Western riding, you typically ride with jeans. I think where most people have issues is their jeans are just too snug or they have them for a fashion reason and they aren't really meant to be ridden in. If they are snug yes you ARE going to get chaffing and/or be pinched in places you shouldn't be. Dress more appropriately and according to what discipline you are riding.


----------



## ecasey (Oct 18, 2013)

English riding pants. I rubbed my calf raw with jeans once. Ouch.


----------



## gigem88 (May 10, 2011)

Whether I ride English or Western (unless at a show), I prefer breeches. With jeans the heat and humidity/sweat makes it hard to take them off and they are hot! Breeches slide off way easier. They are also cooler than jeans.


----------



## apw1970 (Jun 8, 2010)

I stand corrected.
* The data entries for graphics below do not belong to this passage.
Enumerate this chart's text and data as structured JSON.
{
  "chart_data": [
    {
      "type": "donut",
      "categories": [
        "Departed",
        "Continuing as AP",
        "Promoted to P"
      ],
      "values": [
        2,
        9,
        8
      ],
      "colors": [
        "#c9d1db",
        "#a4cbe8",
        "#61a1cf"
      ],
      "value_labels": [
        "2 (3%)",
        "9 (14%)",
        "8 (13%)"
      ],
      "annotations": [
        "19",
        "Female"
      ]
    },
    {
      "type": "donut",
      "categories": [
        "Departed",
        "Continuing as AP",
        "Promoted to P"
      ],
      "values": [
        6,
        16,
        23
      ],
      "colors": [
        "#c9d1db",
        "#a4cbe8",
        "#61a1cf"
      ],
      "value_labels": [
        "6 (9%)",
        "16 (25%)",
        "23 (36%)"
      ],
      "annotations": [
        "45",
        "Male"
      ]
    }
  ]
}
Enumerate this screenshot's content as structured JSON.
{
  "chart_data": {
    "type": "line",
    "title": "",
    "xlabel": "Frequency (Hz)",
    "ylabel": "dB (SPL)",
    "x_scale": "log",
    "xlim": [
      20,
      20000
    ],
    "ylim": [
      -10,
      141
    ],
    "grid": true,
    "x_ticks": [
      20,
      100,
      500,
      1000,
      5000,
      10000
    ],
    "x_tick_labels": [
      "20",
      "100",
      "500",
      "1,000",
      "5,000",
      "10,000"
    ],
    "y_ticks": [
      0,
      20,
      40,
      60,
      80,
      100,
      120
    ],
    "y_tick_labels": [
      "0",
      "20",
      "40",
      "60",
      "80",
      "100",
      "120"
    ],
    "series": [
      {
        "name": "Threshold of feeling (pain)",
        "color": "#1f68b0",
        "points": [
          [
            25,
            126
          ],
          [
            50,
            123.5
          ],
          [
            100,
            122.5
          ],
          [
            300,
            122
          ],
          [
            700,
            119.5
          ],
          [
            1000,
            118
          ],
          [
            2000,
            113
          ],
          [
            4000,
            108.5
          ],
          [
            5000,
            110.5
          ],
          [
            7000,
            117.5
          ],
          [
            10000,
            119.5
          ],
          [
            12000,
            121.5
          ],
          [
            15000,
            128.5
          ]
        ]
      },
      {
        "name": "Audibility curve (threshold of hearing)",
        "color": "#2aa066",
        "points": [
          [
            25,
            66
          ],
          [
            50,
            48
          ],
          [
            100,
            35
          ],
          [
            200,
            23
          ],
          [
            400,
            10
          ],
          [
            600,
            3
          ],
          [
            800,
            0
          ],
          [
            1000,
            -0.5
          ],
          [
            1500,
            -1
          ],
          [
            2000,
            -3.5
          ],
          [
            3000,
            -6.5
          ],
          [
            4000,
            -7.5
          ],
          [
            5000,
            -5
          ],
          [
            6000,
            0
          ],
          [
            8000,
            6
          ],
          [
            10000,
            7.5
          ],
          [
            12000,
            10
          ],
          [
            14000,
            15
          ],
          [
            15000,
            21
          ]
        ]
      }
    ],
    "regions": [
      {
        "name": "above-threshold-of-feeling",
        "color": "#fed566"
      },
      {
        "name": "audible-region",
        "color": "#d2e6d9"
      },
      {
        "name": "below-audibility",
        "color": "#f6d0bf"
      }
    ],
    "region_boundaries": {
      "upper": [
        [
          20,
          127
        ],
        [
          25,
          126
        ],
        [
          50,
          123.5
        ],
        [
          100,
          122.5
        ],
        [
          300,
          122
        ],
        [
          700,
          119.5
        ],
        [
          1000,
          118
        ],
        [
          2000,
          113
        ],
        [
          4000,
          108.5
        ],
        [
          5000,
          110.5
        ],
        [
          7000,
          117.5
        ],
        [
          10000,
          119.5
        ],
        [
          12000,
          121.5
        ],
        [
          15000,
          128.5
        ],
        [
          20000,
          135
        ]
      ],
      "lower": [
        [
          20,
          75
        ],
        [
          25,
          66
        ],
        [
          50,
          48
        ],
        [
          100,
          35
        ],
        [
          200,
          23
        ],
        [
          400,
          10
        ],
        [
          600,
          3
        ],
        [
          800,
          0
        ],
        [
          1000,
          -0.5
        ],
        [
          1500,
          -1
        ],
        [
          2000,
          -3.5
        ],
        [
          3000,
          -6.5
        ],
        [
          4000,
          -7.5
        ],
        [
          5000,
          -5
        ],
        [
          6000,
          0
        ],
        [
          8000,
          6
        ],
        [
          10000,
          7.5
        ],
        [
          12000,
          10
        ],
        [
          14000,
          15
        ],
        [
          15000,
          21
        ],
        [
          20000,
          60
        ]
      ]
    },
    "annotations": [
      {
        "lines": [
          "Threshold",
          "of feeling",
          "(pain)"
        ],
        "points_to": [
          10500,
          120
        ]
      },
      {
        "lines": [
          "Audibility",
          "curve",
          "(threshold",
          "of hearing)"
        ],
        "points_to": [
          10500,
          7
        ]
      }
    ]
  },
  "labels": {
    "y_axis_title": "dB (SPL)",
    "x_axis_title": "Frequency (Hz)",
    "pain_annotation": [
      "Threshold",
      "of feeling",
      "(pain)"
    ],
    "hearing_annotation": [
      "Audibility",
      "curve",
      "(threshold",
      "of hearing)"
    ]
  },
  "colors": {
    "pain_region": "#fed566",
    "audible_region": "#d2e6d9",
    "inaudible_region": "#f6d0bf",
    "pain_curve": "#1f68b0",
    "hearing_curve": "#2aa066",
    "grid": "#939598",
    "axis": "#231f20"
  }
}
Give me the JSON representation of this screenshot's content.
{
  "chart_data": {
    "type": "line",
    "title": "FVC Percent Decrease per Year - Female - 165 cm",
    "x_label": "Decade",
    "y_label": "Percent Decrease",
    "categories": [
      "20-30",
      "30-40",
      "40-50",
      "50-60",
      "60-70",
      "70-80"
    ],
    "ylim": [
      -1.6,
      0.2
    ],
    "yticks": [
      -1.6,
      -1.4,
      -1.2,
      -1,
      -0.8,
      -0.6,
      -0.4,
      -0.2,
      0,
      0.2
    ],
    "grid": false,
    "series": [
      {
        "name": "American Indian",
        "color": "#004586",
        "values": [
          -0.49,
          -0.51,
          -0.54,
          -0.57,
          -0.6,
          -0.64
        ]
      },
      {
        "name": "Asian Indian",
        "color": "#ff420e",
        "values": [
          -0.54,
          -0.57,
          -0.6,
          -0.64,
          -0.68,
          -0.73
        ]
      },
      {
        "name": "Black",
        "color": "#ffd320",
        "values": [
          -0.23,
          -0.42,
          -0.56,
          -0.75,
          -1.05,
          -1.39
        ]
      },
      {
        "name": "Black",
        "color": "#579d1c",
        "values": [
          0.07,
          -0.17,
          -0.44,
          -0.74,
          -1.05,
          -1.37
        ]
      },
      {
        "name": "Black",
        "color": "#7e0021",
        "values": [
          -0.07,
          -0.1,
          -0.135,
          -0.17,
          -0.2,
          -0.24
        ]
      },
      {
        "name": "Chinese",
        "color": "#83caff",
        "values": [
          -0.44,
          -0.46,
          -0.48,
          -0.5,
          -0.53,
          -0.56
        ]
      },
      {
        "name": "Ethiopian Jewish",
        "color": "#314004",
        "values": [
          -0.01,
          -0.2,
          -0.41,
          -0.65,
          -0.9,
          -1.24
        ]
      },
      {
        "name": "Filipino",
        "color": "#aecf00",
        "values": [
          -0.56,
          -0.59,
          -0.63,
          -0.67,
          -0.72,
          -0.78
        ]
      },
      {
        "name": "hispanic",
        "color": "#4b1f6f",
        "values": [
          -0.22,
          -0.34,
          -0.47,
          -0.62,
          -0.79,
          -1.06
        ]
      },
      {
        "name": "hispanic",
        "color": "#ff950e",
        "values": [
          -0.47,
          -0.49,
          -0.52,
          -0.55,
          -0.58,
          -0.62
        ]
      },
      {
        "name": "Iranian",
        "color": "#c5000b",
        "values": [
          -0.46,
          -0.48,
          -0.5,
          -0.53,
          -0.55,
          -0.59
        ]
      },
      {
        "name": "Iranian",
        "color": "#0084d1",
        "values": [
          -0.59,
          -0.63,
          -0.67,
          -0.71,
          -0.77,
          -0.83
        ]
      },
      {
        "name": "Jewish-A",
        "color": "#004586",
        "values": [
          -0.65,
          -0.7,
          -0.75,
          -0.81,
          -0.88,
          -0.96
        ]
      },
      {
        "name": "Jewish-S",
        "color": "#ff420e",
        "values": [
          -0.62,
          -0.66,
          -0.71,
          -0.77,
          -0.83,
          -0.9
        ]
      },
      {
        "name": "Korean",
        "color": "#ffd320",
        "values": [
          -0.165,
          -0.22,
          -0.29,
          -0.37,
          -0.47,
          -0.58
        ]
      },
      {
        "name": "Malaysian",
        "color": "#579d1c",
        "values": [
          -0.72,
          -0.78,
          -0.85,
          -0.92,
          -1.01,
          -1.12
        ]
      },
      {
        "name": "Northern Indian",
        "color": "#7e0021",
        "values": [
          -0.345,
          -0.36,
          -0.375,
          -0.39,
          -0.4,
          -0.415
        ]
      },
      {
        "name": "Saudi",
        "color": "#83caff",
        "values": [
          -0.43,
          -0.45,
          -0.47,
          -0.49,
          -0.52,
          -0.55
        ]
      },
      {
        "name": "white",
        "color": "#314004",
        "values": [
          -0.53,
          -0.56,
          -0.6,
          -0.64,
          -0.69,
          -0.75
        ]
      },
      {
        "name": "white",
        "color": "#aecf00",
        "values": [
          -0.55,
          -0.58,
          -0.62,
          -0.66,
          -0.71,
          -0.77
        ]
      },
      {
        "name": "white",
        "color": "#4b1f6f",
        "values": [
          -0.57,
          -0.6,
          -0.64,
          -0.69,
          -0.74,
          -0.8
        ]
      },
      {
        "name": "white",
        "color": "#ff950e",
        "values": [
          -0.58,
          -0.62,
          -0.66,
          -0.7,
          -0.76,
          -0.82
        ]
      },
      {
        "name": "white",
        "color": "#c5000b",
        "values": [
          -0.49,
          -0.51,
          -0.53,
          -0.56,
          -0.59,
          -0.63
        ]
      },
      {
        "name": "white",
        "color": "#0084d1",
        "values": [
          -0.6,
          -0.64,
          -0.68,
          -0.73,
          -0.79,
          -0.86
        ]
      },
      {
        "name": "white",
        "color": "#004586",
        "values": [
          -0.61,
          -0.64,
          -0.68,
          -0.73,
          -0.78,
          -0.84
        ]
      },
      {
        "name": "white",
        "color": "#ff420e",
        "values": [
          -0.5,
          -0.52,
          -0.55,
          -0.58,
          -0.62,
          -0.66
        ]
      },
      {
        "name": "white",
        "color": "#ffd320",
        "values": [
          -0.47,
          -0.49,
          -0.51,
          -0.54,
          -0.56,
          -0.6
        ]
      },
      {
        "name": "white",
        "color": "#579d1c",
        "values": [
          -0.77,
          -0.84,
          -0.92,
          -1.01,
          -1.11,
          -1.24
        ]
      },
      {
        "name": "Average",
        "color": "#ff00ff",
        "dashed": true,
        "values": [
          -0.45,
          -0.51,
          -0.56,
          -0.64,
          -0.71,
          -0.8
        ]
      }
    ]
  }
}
You are right about feeling the horse. Maybe it is just because I've always worn breeches that I continue to do so.


----------



## kiltsrhott (Mar 11, 2012)

I've ridden in both jeans and breeches, both English and western. I don't hate riding in jeans. I can do it, and I have, but I much prefer breeches, regardless of discipline. I just like that the breeches move with you, and breathe better. I sweat and get overheated when I'm exercising, and jeans just get uncomfortable for me when I sweat. They stick to me, and don't breathe at all. They're a bit restrictive as well, especially once they start to stick. Though I don't like wearing jeans much at all, in any situation. I tend to wear sweat pants, yoga pants, or exercise shorts whenever I'm not on a horse.


----------



## updownrider (Mar 31, 2009)

tinyliny said:


> if you have a quality saddle, and the jeans have external seams, they will create rub marks. I know there are jeans with not external seam that will work better, but Levi types have a pretty rugged inseam, and it will rub on a good , soft English saddle.


I read this all of the time on this board, yet I have never marked a saddle when I've worn jeans/Levis. I've ridden in all brands of saddles, too: Country, CWD, Pessoa, Hermes, Devoucoux, Butet and more. 

I don't hate riding in jeans but prefer breeches.
If I wear jeans, I wear half chaps.


----------



## boots (Jan 16, 2012)

I usually wear jeans regardless of saddle type. They are multipurpose from barn to grocery store to visiting friends.

But I will wear breeches if I have a whole day of riding. And once a friend lent me lined breeches when we had to move cattle a cold winter day. Those under batwing chaps that covered my feet. I was very warm. Funny looking. But warm.


----------